A Segunda Guerra Civil,
de Joe Dante

The Second Civil War, EUA, 1997


Com este filme realizado para a rede HBO, Joe Dante parece deixar de lado por um breve e raro momento em sua carreira a seara da fantasia para dedicar-se exclusivamente ao campo da sátira política estilo Doutor Fantástico, Politicamente Incorreto ou Mera Coincidência (não é de se estranhar a presença de Barry Levinson como seu produtor executivo). Mera impressão: Dante não é e nunca foi cineasta subserviente a seu material, disposto a mudar o registro em função direta da temática abordada.

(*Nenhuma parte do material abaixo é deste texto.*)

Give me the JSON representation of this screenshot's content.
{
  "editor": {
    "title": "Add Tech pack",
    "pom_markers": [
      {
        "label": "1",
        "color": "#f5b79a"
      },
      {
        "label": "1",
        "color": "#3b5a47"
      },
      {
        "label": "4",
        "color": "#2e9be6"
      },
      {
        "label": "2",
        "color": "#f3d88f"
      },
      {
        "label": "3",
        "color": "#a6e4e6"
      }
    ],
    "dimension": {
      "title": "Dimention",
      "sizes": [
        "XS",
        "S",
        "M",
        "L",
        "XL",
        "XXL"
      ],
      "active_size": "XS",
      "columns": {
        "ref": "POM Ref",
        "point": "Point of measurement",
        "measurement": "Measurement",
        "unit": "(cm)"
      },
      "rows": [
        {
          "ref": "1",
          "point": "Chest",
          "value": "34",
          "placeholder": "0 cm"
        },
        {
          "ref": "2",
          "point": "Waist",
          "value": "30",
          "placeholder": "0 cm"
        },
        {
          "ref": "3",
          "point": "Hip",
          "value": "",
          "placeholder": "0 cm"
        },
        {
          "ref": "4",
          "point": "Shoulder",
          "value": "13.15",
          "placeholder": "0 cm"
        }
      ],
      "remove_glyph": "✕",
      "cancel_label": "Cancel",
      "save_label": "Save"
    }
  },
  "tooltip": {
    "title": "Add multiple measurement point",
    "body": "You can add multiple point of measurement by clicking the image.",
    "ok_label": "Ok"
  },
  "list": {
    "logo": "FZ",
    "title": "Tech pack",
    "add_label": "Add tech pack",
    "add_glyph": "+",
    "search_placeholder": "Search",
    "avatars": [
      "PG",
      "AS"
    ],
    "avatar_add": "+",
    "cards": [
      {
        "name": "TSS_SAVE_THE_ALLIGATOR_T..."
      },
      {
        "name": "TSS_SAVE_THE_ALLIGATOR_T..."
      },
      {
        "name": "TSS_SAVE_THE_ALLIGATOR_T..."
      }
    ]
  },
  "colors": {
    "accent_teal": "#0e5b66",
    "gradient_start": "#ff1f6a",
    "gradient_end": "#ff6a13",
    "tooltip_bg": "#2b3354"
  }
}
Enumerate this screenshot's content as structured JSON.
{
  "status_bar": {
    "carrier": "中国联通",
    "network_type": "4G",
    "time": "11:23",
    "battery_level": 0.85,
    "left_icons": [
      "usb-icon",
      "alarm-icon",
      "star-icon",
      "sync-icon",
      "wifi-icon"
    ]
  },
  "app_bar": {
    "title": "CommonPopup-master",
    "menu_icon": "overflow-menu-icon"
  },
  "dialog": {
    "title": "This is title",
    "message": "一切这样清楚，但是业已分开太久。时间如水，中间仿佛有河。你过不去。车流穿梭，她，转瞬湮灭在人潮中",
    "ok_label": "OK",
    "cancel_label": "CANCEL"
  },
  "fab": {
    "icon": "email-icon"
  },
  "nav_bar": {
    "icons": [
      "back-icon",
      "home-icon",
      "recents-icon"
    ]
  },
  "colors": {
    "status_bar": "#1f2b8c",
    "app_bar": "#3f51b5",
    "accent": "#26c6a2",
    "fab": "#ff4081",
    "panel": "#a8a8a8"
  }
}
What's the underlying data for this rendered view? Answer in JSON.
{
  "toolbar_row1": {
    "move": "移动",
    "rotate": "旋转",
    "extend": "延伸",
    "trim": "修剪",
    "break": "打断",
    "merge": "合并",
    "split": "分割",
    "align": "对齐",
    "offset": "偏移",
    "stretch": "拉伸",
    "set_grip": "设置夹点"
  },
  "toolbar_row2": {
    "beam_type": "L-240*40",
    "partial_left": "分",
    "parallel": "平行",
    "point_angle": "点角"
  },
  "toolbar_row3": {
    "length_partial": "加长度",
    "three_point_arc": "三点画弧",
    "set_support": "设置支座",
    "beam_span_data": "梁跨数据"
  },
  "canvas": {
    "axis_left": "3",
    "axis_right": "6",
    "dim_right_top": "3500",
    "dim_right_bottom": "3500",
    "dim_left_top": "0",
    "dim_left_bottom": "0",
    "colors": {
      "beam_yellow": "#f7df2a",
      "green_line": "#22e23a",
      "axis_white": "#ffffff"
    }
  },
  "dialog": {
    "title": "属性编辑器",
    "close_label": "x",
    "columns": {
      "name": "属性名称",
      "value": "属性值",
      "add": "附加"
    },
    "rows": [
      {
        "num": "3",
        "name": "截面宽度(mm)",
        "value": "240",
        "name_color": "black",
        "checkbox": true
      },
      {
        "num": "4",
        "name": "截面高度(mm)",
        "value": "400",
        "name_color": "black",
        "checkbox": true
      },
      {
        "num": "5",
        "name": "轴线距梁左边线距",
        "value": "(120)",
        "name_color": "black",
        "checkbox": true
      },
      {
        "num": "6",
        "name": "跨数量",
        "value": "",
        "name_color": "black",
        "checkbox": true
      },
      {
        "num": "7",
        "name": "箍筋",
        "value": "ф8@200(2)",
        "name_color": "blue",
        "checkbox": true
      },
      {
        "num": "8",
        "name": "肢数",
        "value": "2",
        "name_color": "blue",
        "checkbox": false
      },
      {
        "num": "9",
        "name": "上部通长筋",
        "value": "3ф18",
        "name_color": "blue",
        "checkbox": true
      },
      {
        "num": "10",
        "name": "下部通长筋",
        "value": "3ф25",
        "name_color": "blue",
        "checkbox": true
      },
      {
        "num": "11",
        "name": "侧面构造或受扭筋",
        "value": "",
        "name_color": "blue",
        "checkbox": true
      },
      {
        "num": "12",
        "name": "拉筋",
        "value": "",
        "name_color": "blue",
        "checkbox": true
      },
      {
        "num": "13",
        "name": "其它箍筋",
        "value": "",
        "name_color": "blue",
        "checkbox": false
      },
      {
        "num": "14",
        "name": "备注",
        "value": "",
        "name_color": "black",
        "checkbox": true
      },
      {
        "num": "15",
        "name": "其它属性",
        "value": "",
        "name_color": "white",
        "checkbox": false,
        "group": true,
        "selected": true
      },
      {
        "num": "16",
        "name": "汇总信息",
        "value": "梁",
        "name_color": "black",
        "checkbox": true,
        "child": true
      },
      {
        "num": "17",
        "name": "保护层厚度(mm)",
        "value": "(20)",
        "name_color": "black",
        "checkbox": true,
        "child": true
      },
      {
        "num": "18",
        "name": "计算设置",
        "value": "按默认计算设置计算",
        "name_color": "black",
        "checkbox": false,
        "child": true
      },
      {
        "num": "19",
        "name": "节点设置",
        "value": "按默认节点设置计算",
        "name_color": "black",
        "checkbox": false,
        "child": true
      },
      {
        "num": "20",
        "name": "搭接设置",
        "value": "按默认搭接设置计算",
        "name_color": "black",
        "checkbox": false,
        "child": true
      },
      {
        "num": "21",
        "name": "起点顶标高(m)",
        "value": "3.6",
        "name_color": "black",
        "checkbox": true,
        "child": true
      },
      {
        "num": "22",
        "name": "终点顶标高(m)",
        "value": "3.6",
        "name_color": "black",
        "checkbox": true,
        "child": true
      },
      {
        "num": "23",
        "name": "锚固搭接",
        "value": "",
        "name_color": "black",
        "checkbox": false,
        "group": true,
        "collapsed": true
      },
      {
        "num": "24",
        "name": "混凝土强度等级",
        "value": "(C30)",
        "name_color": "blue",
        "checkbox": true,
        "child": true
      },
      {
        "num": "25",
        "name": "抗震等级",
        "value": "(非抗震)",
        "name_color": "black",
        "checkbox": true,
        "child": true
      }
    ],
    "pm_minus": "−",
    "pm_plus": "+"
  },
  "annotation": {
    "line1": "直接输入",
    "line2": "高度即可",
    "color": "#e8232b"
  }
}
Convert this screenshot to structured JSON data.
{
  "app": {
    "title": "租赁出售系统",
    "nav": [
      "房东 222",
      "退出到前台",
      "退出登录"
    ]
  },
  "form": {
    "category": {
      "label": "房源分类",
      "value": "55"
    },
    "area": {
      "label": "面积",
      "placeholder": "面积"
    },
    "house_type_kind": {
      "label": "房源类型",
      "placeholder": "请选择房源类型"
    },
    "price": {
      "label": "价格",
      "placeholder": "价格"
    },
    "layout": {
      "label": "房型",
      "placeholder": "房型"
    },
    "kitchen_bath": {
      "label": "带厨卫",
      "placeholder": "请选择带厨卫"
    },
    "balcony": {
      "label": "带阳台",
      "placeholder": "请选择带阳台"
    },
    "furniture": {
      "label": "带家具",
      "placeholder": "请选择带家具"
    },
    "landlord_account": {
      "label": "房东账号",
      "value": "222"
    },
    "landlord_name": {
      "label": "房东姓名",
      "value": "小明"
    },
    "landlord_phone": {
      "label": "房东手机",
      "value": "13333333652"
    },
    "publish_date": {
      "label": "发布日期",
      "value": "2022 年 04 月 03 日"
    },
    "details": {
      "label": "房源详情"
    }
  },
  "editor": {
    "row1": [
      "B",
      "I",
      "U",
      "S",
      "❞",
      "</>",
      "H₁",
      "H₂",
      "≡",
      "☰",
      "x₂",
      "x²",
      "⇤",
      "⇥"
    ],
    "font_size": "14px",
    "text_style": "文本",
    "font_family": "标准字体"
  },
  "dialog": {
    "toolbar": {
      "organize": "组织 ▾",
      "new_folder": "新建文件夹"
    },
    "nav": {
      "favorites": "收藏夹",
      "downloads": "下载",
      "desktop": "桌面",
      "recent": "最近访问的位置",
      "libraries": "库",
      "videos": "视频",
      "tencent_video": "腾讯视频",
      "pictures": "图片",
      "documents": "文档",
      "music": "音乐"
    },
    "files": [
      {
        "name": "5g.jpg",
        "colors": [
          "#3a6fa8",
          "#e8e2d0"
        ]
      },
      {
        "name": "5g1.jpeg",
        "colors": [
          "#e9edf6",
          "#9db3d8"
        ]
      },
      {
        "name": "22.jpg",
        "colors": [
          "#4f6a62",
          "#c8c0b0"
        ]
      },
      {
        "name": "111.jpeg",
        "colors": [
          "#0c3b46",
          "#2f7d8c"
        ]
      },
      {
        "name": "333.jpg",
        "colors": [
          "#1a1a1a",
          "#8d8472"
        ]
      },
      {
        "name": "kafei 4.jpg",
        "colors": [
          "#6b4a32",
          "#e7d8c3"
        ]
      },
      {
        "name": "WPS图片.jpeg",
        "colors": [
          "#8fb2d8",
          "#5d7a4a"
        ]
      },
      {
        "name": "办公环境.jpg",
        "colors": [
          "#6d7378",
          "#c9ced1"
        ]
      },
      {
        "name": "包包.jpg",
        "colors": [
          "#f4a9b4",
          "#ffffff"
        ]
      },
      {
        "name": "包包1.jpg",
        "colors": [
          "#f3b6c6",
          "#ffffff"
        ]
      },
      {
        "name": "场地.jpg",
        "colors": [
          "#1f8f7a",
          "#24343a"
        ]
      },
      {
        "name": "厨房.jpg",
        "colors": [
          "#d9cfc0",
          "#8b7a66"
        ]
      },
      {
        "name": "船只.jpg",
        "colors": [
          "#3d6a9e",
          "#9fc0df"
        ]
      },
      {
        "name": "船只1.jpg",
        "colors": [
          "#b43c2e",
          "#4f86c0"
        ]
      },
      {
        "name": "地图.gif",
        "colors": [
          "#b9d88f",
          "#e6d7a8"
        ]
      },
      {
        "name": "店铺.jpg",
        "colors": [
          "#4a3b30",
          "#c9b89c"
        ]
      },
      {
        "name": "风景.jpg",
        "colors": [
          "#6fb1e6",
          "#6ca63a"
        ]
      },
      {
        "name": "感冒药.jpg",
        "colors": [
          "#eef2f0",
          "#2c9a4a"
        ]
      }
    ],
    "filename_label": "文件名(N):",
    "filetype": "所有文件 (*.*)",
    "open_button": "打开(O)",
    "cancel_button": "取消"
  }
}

Melhor dizendo, a ausência de suas criaturas fantásticas não faz de A Segunda Guerra Civil um projeto adulto, em oposição a seus filmes adolescentes: há aqui o mesmíssimo humor anárquico, excessivo e iconoclasta presente em toda sua obra. Em Dante é impossível separar claramente o conteúdo político do fantasioso. Inexiste, essencialmente, uma distinção hierárquica entre estes dois vetores, tão fortemente entrelaçados na raiz de seu cinema.

Assim, A Segunda Guerra Civil abandona rapidamente o tom de desconstrução didática dos procedimentos do jornalismo televisivo e uma crítica generalizada ao poder da imagem (resolvidas de maneira um tanto óbvias no roteiro de Martyn Burke) para operar num registro mais arriscado, característico do cineasta: destarte esvazia-se toda a carga de veracidade, de verdade que se possa extrair das imagens para que tudo ocorra no nível da mais pura farsa.

A trama tem início quando o governador de Idaho (Beau Bridges), rejeitado pela amante mexicana, decide fechar as fronteiras de seu estado a todos os imigrantes estrangeiros exatamente antes que um grupo de órfãos paquistaneses, sobreviventes de uma hecatombe nuclear, parte em busca de refúgio na cidade de Twin Falls. O presidente da república (Phil Hartman), com vistas à reeleição, é aconselhado por um poderoso lobista (James Coburn) a tomar uma decisão firme para preservar sua imagem. Acompanhamos todo o arrefecimento da crise por intermédio de uma equipe de estação televisiva de notícias, empenhada em multiplicar sua audiência botando mais lenha na fogueira.

Dante centra fogo na composição metódica de uma vasta galeria de tipos que variam da demência e estupidez crônicas (todo o núcleo que controla o poder político e bélico) ao mais puro cinismo (a central de notícias). Estamos no território do absurdo, do mau gosto e do grotesco, onde, como se sabe, Dante impera absoluto. À medida que as situações se multiplicam e se encaminham em direção a um relato cada vez mais sombrio e apocalíptico, Dante aperta sem qualquer pudor o botão do besteirol, amparado num elenco em estado de graça.

Em meio a este painel grotesco, há a figura do repórter Jim Calla (James Earl Jones), que narra a história em off servindo de reserva moral contra o caos que impera. É uma clássica figura de Dante, o de um independente integrado ao sistema, obrigado a conviver melancolicamente com o cinismo generalizado. É nesta personagem que A Segunda Guerra Civil se ampara para corajosamente modificar aos poucos seu tom rumo à conclusão: pode-se rir sem dó das mazelas sociais aparentemente irresolúveis em meio ao caos, mas no fim, não resta senão um gosto amargo e um incômodo profundo. E a estranha e assustadora impressão de que tudo o que acabamos de ver poderia muito bem, num futuro próximo, ser seguido da legenda: "baseado numa história real".